I'll try to download and play around with your benchmarks when I have a chance. After reading you explanation of how you create the tables at the desired load factor, some of those plots definitely look rather odd to me. What I'd expect to see across all your benchmarks is a bunch of upward curves tapering off at the top (or perhaps just an upward liner lines, given that your horizontal scale is exponential). Basically, the performance of a given table at the same load factor should be fundamentally similar irrespective of how many elements are in the table, except that the higher the count gets, the less frequently the table will benefit from incidental cache hits when consecutive lookups coincidentally hit the same part of the buckets arrays. You can see this in my benchmarks (except for the cumulative "Total time to insert N nonexisting elements" benchmarks and the iteration benchmarks, which are a whole other can of worms). Notice how my peaks grow higher with the element count but tapper off on the right-hand side? In contrast, your plots' data points (which I think should be analogous to the peaks in my graphs) seem to jump around, with the high-element-count points often appearing lower than the low-element count ones. This seems very unexpected.

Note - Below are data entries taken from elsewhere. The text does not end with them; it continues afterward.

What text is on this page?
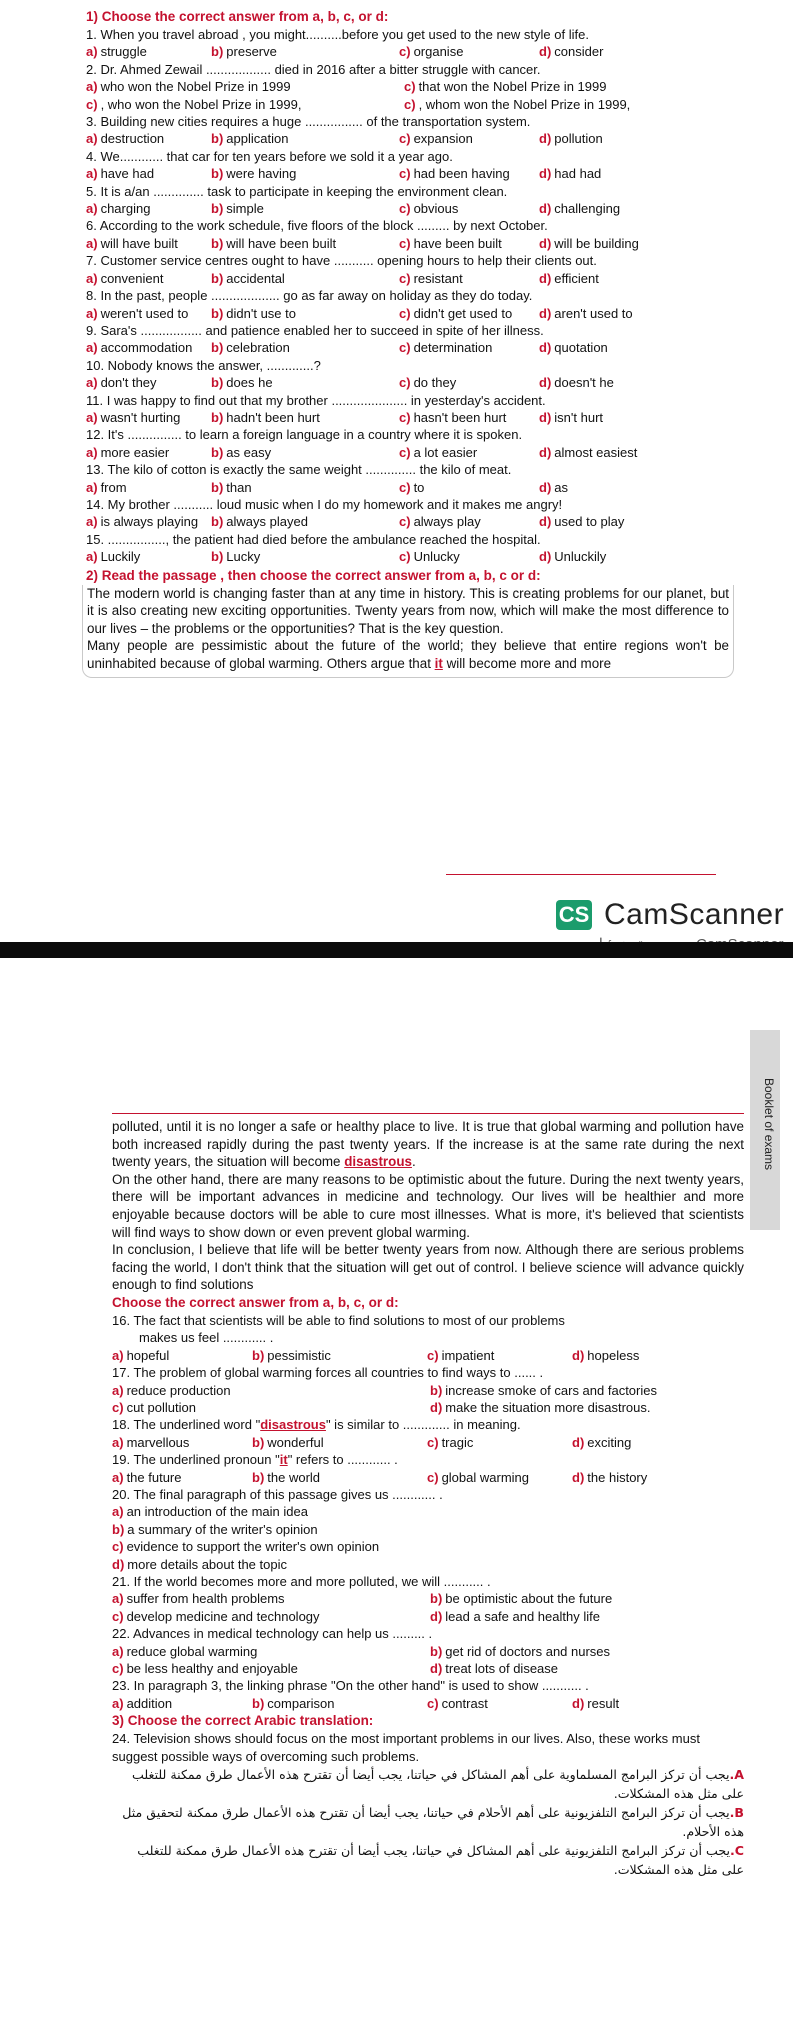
1) Choose the correct answer from a, b, c, or d:
1. When you travel abroad , you might..........before you get used to the new style of life.
a) struggle	b) preserve	c) organise	d) consider
2. Dr. Ahmed Zewail .................. died in 2016 after a bitter struggle with cancer.
a) who won the Nobel Prize in 1999	c) that won the Nobel Prize in 1999
c) , who won the Nobel Prize in 1999,	c) , whom won the Nobel Prize in 1999,
3. Building new cities requires a huge ................ of the transportation system.
a) destruction	b) application	c) expansion	d) pollution
4. We............ that car for ten years before we sold it a year ago.
a) have had	b) were having	c) had been having	d) had had
5. It is a/an .............. task to participate in keeping the environment clean.
a) charging	b) simple	c) obvious	d) challenging
6. According to the work schedule, five floors of the block ......... by next October.
a) will have built	b) will have been built	c) have been built	d) will be building
7. Customer service centres ought to have ........... opening hours to help their clients out.
a) convenient	b) accidental	c) resistant	d) efficient
8. In the past, people ................... go as far away on holiday as they do today.
a) weren't used to	b) didn't use to	c) didn't get used to	d) aren't used to
9. Sara's ................. and patience enabled her to succeed in spite of her illness.
a) accommodation	b) celebration	c) determination	d) quotation
10. Nobody knows the answer, .............?
a) don't they	b) does he	c) do they	d) doesn't he
11. I was happy to find out that my brother ..................... in yesterday's accident.
a) wasn't hurting	b) hadn't been hurt	c) hasn't been hurt	d) isn't hurt
12. It's ............... to learn a foreign language in a country where it is spoken.
a) more easier	b) as easy	c) a lot easier	d) almost easiest
13. The kilo of cotton is exactly the same weight .............. the kilo of meat.
a) from	b) than	c) to	d) as
14. My brother ........... loud music when I do my homework and it makes me angry!
a) is always playing b) always played	c) always play	d) used to play
15. ................, the patient had died before the ambulance reached the hospital.
a) Luckily	b) Lucky	c) Unlucky	d) Unluckily
2) Read the passage , then choose the correct answer from a, b, c or d:

The modern world is changing faster than at any time in history. This is creating problems for our planet, but it is also creating new exciting opportunities. Twenty years from now, which will make the most difference to our lives – the problems or the opportunities? That is the key question.

Many people are pessimistic about the future of the world; they believe that entire regions won't be uninhabited because of global warming. Others argue that it will become more and more

CS CamScanner
Booklet of exams

polluted, until it is no longer a safe or healthy place to live. It is true that global warming and pollution have both increased rapidly during the past twenty years. If the increase is at the same rate during the next twenty years, the situation will become disastrous.

On the other hand, there are many reasons to be optimistic about the future. During the next twenty years, there will be important advances in medicine and technology. Our lives will be healthier and more enjoyable because doctors will be able to cure most illnesses. What is more, it's believed that scientists will find ways to show down or even prevent global warming.

In conclusion, I believe that life will be better twenty years from now. Although there are serious problems facing the world, I don't think that the situation will get out of control. I believe science will advance quickly enough to find solutions

Choose the correct answer from a, b, c, or d:
16. The fact that scientists will be able to find solutions to most of our problems
makes us feel ............ .
a) hopeful	b) pessimistic	c) impatient	d) hopeless
17. The problem of global warming forces all countries to find ways to ...... .
a) reduce production	b) increase smoke of cars and factories
c) cut pollution	d) make the situation more disastrous.
18. The underlined word "disastrous" is similar to ............. in meaning.
a) marvellous	b) wonderful	c) tragic	d) exciting
19. The underlined pronoun "it" refers to ............ .
a) the future	b) the world	c) global warming	d) the history
20. The final paragraph of this passage gives us ............ .
a) an introduction of the main idea
b) a summary of the writer's opinion
c) evidence to support the writer's own opinion
d) more details about the topic
21. If the world becomes more and more polluted, we will ........... .
a) suffer from health problems	b) be optimistic about the future
c) develop medicine and technology	d) lead a safe and healthy life
22. Advances in medical technology can help us ......... .
a) reduce global warming	b) get rid of doctors and nurses
c) be less healthy and enjoyable	d) treat lots of disease
23. In paragraph 3, the linking phrase "On the other hand" is used to show ........... .
a) addition	b) comparison	c) contrast	d) result
3) Choose the correct Arabic translation:
24. Television shows should focus on the most important problems in our lives. Also, these works must suggest possible ways of overcoming such problems.
A.يجب أن تركز البرامج المسلماوية على أهم المشاكل في حياتنا، يجب أيضا أن تقترح هذه الأعمال طرق ممكنة للتغلب على مثل هذه المشكلات.
B.يجب أن تركز البرامج التلفزيونية على أهم الأحلام في حياتنا، يجب أيضا أن تقترح هذه الأعمال طرق ممكنة لتحقيق مثل هذه الأحلام.
C.يجب أن تركز البرامج التلفزيونية على أهم المشاكل في حياتنا، يجب أيضا أن تقترح هذه الأعمال طرق ممكنة للتغلب على مثل هذه المشكلات.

H̵e̵r̵e̵'̵s̵ ̵o̵n̵e̵ ̵i̵d̵e̵a̵:̵ ̵I̵t̵'̵s̵ ̵b̵e̵e̵n̵ ̵m̵a̵n̵y̵ ̵y̵e̵a̵r̵s̵ ̵s̵i̵n̵c̵e̵ ̵I̵ ̵t̵o̵u̵c̵h̵e̵d̵ ̵J̵a̵v̵a̵.̵ ̵H̵o̵w̵ ̵d̵o̵e̵s̵ ̵J̵a̵v̵a̵'̵s̵ ̵g̵a̵r̵b̵a̵g̵e̵ ̵c̵o̵l̵l̵e̵c̵t̵o̵r̵ ̵w̵o̵r̵k̵?̵ ̵D̵o̵e̵s̵ ̵i̵t̵ ̵k̵i̵c̵k̵ ̵i̵n̵ ̵i̵n̵t̵e̵r̵m̵i̵t̵t̵e̵n̵t̵l̵y̵?̵ ̵C̵o̵u̵l̵d̵ ̵t̵h̵e̵ ̵g̵a̵r̵b̵a̵g̵e̵ ̵c̵o̵l̵l̵e̵c̵t̵o̵r̵ ̵b̵e̵ ̵m̵u̵d̵d̵l̵i̵n̵g̵ ̵y̵o̵u̵r̵ ̵m̵e̵a̵s̵u̵r̵e̵m̵e̵n̵t̵s̵,̵ ̵a̵n̵d̵ ̵i̵f̵ ̵s̵o̵,̵ ̵c̵a̵n̵ ̵i̵t̵ ̵b̵e̵ ̵d̵i̵s̵a̵b̵l̵e̵d̵?̵ Edit: Sorry, I just reread your comment and saw that you already addressed garbage collection.

senderista · on Nov 15, 2023

Despite my disclaimer about GC (and my effort to use JMH properly), I find it difficult to trust microbenchmarks on the JVM. I don't know when I'll have time for this, but "someday" I'd like to port this whole codebase to Rust/Criterion (which should be straightforward because the algorithms/data structures are "trivial"), and see if the more surprising artifacts persist. I do find the overall differentiation between RH and BLP surprising; I expected them to have pretty similar performance profiles.

In any case, I would definitely appreciate someone else rerunning the benchmarks on a different platform/JVM!